Heróis demais, oitavo livro de Laura Restrepo, traz a história clássica de um filho em busca do pai. Mas essa busca não é nada clássica, nem esse pai. Mateo, um adolescente de dezesseis anos, vai para Buenos Aires com a mãe, Lorenza, esperando encontrar o pai que não vê desde a infância. Para que Mateo entenda como e por que tudo aconteceu, Lorenza fala dos quatro anos de militância que ela e o pai de Mateo viveram, na Argentina nos tempos da guerra suja.
Apesar do olhar cheio de saudade pelo passado, os retratos de Lorenza, dos demais companheiros e da própria luta são traçados com alguma ironia, e a complacência da mãe esbarra nas críticas do filho. Mateo, um adolescente mais interessado em jogos eletrônicos que em política, está cansado: cansado desse pai fantasma, cansado da mãe onipresente, cansado de ser arrastado por acontecimentos que não compreende. Há uma tensão ambígua entre Lorenza e Mateo, feita de culpas, desculpas, acusações, mas também de compreensões e de um afeto enorme, que muitas vezes leva a cenas tristemente cômicas.

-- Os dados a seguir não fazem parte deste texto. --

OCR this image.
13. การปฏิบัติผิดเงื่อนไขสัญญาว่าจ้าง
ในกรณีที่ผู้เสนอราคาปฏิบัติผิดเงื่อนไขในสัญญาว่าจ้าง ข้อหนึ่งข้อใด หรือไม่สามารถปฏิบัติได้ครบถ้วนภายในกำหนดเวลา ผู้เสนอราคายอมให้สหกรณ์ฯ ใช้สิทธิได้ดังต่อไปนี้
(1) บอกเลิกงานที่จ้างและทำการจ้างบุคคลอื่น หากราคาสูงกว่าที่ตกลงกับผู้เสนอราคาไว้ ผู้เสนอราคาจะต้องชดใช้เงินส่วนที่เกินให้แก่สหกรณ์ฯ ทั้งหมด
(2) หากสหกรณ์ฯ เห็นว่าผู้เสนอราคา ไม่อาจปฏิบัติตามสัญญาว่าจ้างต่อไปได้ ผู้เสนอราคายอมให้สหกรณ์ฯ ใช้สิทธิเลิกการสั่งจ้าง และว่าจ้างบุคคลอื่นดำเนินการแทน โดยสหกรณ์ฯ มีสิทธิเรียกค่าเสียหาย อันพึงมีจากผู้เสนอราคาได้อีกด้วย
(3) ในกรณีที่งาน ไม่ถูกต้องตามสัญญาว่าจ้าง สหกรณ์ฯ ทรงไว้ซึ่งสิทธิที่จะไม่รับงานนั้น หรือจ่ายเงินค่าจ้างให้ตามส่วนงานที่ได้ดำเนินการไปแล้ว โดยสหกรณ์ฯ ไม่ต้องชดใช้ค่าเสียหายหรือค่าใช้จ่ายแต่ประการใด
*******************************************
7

No centro do imbróglio está o silêncio. Por motivos de segurança, Lorenza e o amante calavam até o que não deviam, vivendo assim numa espécie de vácuo, sustentados quase que apenas pelo inimigo comum. Quando o inimigo sumiu, eles não se reconheceram mais, nem souberam o que fazer de si mesmos. Daí a dificuldade que Lorenza tem de falar para o filho sobre uma pessoa de carne e osso. Mas agora esse silêncio tem de ser rompido. O passado tem de ser amansado com palavras, ou continuará fazendo vítimas.
Um assunto delicado e doloroso, mas que Laura Restrepo aborda com extraordinária leveza e bom humor. Com uma linguagem perfeitamente coloquial, mas que não dispensa o rigor técnico, o romance se estrutura numa montagem de tempos e cenários que faz lembrar Mario Vargas Llosa, deixando o leitor à espera do desfecho do drama até os últimos parágrafos, como numa boa história policial.